Le célébrant a ainsi exhorté les fidèles à remplacer les condamnations par la prière, le pardon et l’espérance de la conversion.

« Le chrétien est appelé non pas à condamner, mais à prier, à pardonner et à espérer toujours la conversion de son frère », a-t-il insisté.

La conversion avant qu’il ne soit trop tard

Évoquant le jugement dernier, l’abbé Emmanuel Kambale Kangitsi a rappelé la parabole du filet jeté dans la mer et celle du scribe qui tire de son trésor du neuf et de l’ancien.

« À la fin du monde, Dieu fera la séparation entre ceux qui auront vécu selon sa volonté et ceux qui auront refusé sa grâce », a-t-il expliqué.

Le prédicateur a averti que le temps de la miséricorde ne durera pas éternellement.

« Au jour du jugement dernier, il n’y aura plus de possibilité de revenir en arrière. La période de la miséricorde sera achevée. Les justes entreront dans le Royaume des cieux, tandis que ceux qui auront rejeté Dieu seront éloignés de lui », a-t-il déclaré.

C’est pourquoi l’Église continue sans relâche d’appeler les fidèles à abandonner le mal et à choisir le chemin de l’Évangile.

L’examen de conscience quotidien recommandé

Dans la dernière partie de son homélie, le recteur du sanctuaire a recommandé aux fidèles la pratique quotidienne de l’examen de conscience.

« Lorsque le soir arrive et que nous nous préparons à entrer dans notre lit, nous ne devons pas nous coucher sans réfléchir à notre journée. Nous sommes appelés à prendre un moment de silence devant Dieu », a-t-il conseillé.

Selon lui, chaque chrétien devrait relire sa journée à la lumière de la Parole de Dieu, rendre grâce pour le bien accompli et demander pardon pour ses fautes.

« Si nous constatons que nous avons commis des fautes, reconnaissons-les humblement devant Dieu. Ensuite, prenons la résolution d’aller rencontrer un prêtre pour recevoir le sacrement de réconciliation », a-t-il recommandé.
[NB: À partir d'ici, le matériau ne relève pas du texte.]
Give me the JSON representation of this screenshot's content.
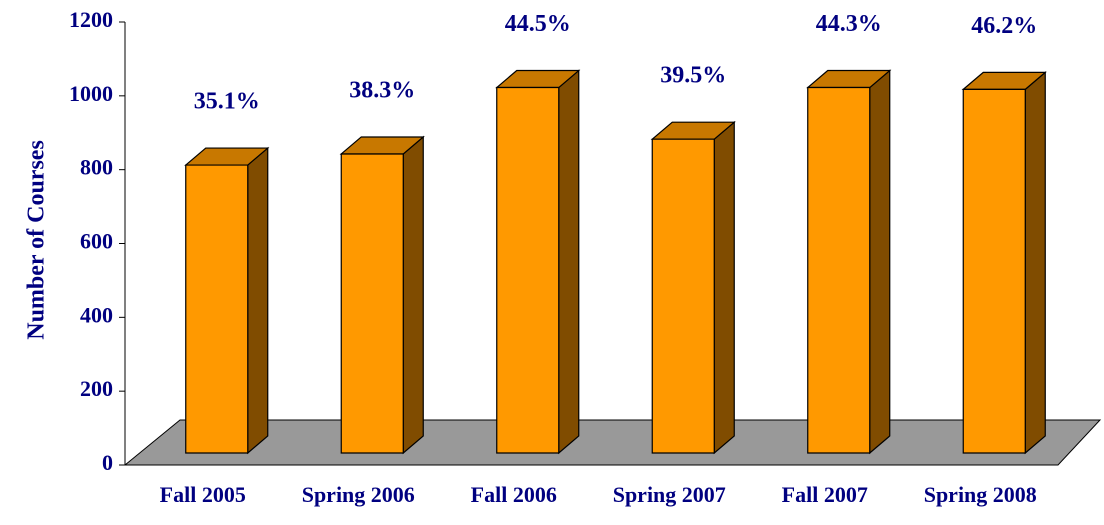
{
  "chart_data": {
    "type": "bar3d",
    "y_axis_label": "Number of Courses",
    "categories": [
      "Fall 2005",
      "Spring 2006",
      "Fall 2006",
      "Spring 2007",
      "Fall 2007",
      "Spring 2008"
    ],
    "values": [
      780,
      810,
      990,
      850,
      990,
      985
    ],
    "value_labels": [
      "35.1%",
      "38.3%",
      "44.5%",
      "39.5%",
      "44.3%",
      "46.2%"
    ],
    "color": "#ff9900",
    "ylim": [
      0,
      1200
    ],
    "yticks": [
      0,
      200,
      400,
      600,
      800,
      1000,
      1200
    ]
  }
}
L’abbé Emmanuel a également encouragé les fidèles à tenir un carnet spirituel afin de suivre leur progression dans la foi et leur cheminement intérieur.

Témoigner des merveilles de Dieu

Le célébrant a enfin invité les chrétiens à témoigner de l’action de Dieu dans leur vie.

« Une personne autrefois prisonnière du péché peut devenir un véritable témoignage vivant de la grâce divine », a-t-il affirmé.

Selon lui, raconter les merveilles accomplies par le Seigneur constitue une véritable annonce de la Bonne Nouvelle.

« Si Dieu nous a relevés alors que nous étions comme de l’argile informe entre ses mains, nous devons rendre témoignage de son œuvre », a-t-il exhorté.

Concluant son homélie, le recteur du sanctuaire diocésain MCA-Vuhira a confié les fidèles à l’intercession de la Vierge Marie afin qu’ils obtiennent la grâce de la conversion, du discernement et de la sainteté.

« Que la Vierge Marie nous aide à grandir chaque jour dans la grâce de Dieu et à demeurer fidèles jusqu’au jour où le Seigneur nous conduira dans la joie éternelle de son Royaume », a-t-il conclu.